As such this album excels in two respects. On the one the hand, it consolidates, tightens and defines the signature sound of the band, and does so with style and panache. The first three tracks, Delusion Rain, If You See Her and The Last Glass of Wine are beautifully refined statements of musical intent and it is easy to see these quickly becoming audience favourites on any set-list. The music is rich, lush, sweeping in scope and embracing in the way it engages the listener. There are anthemic choruses and soulful refrains combined with lyrical intensity.

On the other hand, the final three tracks show us the true promise of what Mystery can become. The band have always been at their very best when the focus is on extended song-writing, telling stories through their music and producing the kind of epic ballads which are a wonderful showcase for both their exceptional talents as well as their innovative creativity.

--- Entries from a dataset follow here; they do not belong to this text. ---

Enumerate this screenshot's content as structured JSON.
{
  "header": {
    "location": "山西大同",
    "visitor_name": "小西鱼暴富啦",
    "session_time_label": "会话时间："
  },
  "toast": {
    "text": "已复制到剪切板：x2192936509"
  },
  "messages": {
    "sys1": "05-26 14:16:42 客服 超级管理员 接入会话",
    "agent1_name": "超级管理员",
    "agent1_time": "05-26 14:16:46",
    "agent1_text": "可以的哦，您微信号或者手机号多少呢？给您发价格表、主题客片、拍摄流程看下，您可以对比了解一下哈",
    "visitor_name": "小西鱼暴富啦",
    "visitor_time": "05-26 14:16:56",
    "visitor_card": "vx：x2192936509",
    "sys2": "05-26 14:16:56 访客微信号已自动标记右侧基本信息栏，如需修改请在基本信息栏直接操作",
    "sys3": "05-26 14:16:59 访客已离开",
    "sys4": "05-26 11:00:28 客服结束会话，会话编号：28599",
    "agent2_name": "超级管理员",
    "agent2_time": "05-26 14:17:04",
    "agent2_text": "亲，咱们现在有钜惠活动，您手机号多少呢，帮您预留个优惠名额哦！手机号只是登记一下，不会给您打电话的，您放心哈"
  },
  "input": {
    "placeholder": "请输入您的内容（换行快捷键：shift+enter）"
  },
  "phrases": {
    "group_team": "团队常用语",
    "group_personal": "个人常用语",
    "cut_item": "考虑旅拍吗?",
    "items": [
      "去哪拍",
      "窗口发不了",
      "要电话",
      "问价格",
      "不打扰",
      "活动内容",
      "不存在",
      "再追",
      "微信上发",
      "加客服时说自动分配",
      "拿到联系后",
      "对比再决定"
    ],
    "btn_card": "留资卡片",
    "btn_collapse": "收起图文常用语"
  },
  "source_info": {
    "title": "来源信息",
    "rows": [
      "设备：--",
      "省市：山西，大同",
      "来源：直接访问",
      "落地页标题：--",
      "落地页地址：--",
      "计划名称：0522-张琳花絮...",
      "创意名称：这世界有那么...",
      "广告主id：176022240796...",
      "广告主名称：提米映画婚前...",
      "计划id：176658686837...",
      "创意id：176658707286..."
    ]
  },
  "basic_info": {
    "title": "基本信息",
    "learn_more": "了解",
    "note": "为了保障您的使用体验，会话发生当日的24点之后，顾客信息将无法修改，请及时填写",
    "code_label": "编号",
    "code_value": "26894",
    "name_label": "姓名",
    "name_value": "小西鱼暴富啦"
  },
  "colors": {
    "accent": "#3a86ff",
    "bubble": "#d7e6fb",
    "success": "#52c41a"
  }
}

‘One Among the Living’ gave us the fabulous Through Different Eyes, weighing in at a spectacular 20+ minutes and pushing the boundaries of scintillating and adventurous musical creativity. ‘The World is a Game’ gave us Another Day, 19 minutes of complex and hugely enjoyable instrumental invention and inspiration.

‘Delusion Rain’ suddenly comes alive with The Willow Tree (Track 4), 20 minutes of utterly spectacular writing which transports you through changing musical landscapes and shifting emotional horizons to reach creative heights that are wonderful and exhausting. Wall Street King extends this incredible vision, increasing the intensity, adding layers of forcefulness but at around the 4.30 mark releasing it all in staggering waves of glorious guitar work. A Song For You brings the album to a pulsating close, the instrumental work fabulously delivering a rousing and climactic finale which leaves you wanting more and yearning with anticipation for what the next release will hopefully bring.

This album has certainly been well worth the wait. In particular, what Mystery have achieved here is something highly significant: they have simultaneously consolidated and confirmed their excellence in musical skill, virtuosity and lyrical brilliance whilst at the same time pushing much further than in any other previous release the scope and ambition of the band’s musical vision and reach.

‘Delusion Rain’ gives us a tantalising taste of genuinely cutting edge progressive music from a band who are willing to create, innovate and really push the boundaries of what they want to do and where they want to take us as a result. In the process, they may have created a rod for their own backs by setting the bar even higher for the next instalment on this wonderful journey.